Counteraction of Oxidative Stress by Vitamin E Affects Epigenetic Regulation by Increasing Global Methylation and Gene Expression of MLH1 and DNMT1 Dose Dependently in Caco-2 Cells

Abstract EN

Obesity- or diabetes-induced oxidative stress is discussed as a major risk factor for DNA damage.

Vitamin E and many polyphenols exhibit antioxidative activities with consequences on epigenetic regulation of inflammation and DNA repair.

The present study investigated the counteraction of oxidative stress by vitamin E in the colorectal cancer cell line Caco-2 under normal (1 g/l) and high (4.5 g/l) glucose cell culture condition.

Malondialdehyde (MDA) as a surrogate marker of lipid peroxidation and reactive oxygen species (ROS) was analyzed.

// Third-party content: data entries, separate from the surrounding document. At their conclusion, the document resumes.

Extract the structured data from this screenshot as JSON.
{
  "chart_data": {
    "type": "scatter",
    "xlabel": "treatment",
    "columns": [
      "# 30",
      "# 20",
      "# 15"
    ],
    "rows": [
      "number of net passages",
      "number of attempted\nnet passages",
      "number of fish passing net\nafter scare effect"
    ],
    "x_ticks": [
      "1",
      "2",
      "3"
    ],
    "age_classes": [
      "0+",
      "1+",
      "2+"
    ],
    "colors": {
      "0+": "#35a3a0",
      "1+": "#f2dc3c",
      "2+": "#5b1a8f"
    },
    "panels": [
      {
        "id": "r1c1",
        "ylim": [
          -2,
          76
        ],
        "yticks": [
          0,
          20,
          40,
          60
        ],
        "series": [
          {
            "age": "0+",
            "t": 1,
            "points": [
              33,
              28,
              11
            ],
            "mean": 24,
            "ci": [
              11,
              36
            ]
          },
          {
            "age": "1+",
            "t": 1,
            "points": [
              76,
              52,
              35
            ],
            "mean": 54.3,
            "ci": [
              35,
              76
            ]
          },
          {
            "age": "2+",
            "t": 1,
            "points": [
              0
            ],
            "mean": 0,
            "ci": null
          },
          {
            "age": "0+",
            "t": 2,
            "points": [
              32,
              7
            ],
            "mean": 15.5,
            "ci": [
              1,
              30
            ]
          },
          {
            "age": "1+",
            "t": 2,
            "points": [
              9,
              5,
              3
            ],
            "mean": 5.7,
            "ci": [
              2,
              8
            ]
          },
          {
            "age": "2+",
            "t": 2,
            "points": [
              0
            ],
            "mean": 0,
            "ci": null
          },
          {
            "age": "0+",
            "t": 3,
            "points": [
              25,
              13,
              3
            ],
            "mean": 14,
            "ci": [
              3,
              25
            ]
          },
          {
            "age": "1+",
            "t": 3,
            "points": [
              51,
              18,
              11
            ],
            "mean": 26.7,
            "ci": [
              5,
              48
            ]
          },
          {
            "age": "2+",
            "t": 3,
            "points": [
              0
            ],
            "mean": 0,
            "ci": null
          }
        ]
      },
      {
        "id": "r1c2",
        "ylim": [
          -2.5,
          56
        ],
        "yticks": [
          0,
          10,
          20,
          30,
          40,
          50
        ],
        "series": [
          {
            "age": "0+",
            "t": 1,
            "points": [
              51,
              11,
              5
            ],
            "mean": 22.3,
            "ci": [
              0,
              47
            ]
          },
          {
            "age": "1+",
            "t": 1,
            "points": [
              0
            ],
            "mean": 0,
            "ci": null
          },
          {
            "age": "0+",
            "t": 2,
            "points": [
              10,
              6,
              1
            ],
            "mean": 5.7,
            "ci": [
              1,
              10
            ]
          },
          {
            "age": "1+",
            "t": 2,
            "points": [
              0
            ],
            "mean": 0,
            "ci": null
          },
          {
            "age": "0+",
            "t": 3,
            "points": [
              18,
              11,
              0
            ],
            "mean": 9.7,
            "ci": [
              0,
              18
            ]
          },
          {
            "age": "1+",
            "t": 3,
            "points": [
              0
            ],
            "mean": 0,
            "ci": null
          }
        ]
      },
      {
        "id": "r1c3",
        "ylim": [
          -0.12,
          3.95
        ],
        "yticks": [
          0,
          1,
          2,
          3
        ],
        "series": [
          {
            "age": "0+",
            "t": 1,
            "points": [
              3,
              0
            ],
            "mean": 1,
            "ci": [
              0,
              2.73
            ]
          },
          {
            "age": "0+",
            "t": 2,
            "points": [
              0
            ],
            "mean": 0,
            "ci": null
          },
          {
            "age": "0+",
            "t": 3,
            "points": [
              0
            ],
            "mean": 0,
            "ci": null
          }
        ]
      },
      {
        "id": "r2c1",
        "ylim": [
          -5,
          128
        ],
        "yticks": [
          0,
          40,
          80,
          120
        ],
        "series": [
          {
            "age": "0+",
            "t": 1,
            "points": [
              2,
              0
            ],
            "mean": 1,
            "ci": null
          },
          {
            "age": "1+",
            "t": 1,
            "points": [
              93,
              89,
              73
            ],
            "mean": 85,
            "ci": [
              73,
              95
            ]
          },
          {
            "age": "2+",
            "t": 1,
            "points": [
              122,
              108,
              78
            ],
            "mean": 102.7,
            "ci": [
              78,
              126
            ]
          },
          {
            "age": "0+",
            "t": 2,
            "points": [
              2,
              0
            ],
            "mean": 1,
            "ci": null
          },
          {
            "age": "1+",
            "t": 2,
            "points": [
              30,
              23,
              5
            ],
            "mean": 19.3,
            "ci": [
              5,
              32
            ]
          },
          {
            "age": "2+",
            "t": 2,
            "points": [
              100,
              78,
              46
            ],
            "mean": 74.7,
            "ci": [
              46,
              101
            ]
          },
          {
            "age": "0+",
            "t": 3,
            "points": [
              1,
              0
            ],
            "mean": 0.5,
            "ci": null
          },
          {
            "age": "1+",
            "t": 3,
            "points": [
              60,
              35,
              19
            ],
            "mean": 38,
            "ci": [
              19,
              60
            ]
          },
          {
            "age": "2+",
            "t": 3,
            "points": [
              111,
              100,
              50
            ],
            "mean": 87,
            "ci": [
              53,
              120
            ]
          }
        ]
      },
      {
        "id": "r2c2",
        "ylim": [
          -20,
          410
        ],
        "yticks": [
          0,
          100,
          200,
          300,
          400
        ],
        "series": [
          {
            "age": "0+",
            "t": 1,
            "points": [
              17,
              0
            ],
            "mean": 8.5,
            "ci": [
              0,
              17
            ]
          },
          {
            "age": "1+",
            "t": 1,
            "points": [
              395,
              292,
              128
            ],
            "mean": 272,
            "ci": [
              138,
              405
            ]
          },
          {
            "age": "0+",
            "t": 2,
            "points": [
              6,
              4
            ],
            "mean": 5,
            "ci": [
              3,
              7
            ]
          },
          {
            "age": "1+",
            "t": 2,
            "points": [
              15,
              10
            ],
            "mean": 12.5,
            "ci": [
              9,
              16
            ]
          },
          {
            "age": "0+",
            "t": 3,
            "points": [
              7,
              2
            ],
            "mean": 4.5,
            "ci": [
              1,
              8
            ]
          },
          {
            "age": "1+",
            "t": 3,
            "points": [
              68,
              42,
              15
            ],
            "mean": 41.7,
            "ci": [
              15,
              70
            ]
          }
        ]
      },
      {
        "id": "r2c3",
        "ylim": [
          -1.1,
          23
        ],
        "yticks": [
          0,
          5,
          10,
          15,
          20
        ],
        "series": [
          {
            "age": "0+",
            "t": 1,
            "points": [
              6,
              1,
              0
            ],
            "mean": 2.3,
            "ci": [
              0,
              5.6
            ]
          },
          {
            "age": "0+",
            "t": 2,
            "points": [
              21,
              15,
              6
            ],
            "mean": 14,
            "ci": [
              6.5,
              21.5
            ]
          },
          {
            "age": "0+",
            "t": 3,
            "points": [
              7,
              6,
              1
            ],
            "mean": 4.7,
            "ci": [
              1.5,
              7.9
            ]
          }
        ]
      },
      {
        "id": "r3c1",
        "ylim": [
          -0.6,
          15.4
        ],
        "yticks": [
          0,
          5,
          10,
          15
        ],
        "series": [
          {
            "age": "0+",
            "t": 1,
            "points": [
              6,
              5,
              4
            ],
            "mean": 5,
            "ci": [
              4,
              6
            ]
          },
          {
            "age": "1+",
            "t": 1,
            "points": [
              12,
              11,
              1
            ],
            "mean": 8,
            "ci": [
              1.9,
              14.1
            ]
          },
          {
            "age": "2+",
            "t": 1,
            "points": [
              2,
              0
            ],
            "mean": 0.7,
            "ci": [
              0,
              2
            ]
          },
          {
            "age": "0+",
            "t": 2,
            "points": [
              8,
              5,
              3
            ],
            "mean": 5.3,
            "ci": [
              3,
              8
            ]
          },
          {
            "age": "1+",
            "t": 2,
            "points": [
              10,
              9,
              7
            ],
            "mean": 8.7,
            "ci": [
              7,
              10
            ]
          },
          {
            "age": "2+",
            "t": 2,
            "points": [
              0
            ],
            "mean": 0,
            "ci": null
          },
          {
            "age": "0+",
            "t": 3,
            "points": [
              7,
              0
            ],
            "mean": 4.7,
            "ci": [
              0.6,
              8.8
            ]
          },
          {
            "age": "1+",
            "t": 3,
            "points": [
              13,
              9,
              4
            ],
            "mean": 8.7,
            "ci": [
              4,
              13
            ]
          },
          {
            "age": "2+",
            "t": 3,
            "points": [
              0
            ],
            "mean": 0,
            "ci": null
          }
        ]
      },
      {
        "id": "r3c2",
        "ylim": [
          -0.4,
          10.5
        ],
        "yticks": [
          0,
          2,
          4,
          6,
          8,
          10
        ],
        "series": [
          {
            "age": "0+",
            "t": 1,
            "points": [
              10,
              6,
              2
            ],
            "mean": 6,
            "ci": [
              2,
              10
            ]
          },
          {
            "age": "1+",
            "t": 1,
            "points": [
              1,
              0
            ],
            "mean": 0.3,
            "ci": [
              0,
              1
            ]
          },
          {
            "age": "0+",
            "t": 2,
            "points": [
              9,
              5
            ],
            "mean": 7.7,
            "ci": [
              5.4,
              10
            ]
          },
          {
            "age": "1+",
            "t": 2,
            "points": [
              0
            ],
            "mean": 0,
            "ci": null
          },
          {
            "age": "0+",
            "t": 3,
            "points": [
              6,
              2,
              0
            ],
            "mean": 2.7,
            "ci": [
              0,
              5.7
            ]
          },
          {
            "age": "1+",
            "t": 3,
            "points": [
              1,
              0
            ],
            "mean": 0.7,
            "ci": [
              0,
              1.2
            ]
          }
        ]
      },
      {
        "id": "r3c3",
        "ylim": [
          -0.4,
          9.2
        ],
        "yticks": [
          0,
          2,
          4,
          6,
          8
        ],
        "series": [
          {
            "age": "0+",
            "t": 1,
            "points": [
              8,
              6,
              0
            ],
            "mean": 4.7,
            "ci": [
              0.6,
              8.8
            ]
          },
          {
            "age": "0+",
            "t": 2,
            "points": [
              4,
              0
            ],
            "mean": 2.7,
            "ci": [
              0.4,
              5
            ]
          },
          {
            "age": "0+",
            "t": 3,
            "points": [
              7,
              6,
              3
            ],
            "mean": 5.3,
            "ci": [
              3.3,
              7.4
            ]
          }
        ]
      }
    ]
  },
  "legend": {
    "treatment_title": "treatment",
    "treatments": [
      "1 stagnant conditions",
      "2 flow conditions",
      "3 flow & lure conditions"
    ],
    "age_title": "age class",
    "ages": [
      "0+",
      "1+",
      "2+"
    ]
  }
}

Gene expression and promoter methylation of the DNA repair gene MutL homolog 1 (MLH1) and the DNA methyltransferase 1 (DNMT1) as well as global methylation by LINE-1 were investigated.

Results revealed a dose-dependent counteracting effect of vitamin E on H2O2-induced oxidative stress.

Thereby, 10 μM vitamin E proved to be more efficient than did 50 μM in reducing MDA.

Further, an induction of MLH1 and DNMT1 gene expression was noticed, accompanied by an increase in global methylation.

Whether LINE-1 hypomethylation is a cause or effect of oxidative stress is still unclear.

In conclusion, supplementation of exogenous antioxidants like vitamin E in vitro exhibits beneficial effects concerning oxidative stress as well as epigenetic regulation involved in DNA repair.